The school have been brilliant, he's now getting extra small group "over learning" sessions with his class TA and he's done an informal assessment with the SENCO and she agrees there is something there. Now I know that given space and time DS will find his own way through this with support from us and school (because the rest of us have), which he is getting, but my question is will he get the space and time to do it? I'm worried about assessments and in particular Y2 SATS in a couple of years. Do they make adjustments for kids with SEN? And if they do, then does the child need a formal diagnosis in place for that to happen? Because if so then we probably need to be getting going knowing the levels of red tape that could be involved right? I'm unsure what I can do, to best support and protect him. He's already feeling anxious about reading and doesn't want to do it. We've decided that he doesn't have to read at home if he doesn't want to, but we've surrounded him in books about stuff he's interested in and we read to him a lot, I suppose I want him to see the point of learning to read! Sorry this is a bit of annunstructured mess....basically help!

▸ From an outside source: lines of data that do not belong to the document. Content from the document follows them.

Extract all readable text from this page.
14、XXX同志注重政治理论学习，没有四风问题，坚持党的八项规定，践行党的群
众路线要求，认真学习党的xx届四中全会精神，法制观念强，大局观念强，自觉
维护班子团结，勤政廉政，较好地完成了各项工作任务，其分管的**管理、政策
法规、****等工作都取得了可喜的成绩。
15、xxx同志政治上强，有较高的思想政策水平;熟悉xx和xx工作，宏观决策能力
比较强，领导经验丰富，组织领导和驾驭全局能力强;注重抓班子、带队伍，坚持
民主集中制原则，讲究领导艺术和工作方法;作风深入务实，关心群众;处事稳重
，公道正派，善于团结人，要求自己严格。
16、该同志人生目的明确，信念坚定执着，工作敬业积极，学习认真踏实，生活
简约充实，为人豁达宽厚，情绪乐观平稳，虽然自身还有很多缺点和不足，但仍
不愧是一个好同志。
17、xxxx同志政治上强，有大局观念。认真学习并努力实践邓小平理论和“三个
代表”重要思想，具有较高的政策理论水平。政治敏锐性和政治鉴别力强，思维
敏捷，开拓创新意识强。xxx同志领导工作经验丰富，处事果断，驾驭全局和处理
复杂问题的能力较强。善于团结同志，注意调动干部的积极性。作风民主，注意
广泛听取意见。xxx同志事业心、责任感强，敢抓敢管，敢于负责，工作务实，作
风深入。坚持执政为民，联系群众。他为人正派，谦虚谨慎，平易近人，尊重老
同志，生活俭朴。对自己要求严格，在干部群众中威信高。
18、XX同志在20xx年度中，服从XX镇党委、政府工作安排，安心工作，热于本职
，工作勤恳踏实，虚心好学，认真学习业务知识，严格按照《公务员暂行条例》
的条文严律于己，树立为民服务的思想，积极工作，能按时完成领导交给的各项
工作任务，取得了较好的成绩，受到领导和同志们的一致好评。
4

Tissie Tue 19-Apr-16 23:00:20

The school have been very good. It is rare to find anyone in education who will consider a dyslexic diagnosis before 6yrs. I would ask the school to refer him to an educational psychologist perhaps after the first year. At home it is a really good idea to continue to read to him and if you're doing maths for you to write it down. You can also encourage reading and writing through use of a computer. Help him to choose a topic he's interested in e.g zoo animals. Find and copy/save 5 different pictures. Now one at a time paste each picture into a word page. Let's say it's an elephant. Ask your son what he notices and write in a large clear font the key words e.g. the elephant is big.
When you have 5 done it can be printed out (if in A5 booklet you can refer to his book). Read it with him. He may join in or even take over at some point. Don't worry because the words are not part of his phonic learning, he will probably memorise the text. The point is to grasp the point of reading and make it accessible to him.

wishingstar1 Wed 20-Apr-16 18:54:40

Dyslexic learners require a lot of over learning, and most professionals agree that a multi sensory approach supports the associated memory problems a lot of dyslexics have.

At homes this means introducing the letters of the alphabet through touch and sound as well as sight. When my dyslexic son was small I would fill a paddling pool or large tub with 3/4 letter T's as he was familiar with this letter and one of a new letter I was introducing eg a P. I would then ask him to find the odd one out, then tell him he had found the letter P. Then mix up again and ask him to find the letter P. Easy game lots of ways to play.

Check out the BDA website good starting point.
The school sounds fantastic by the way.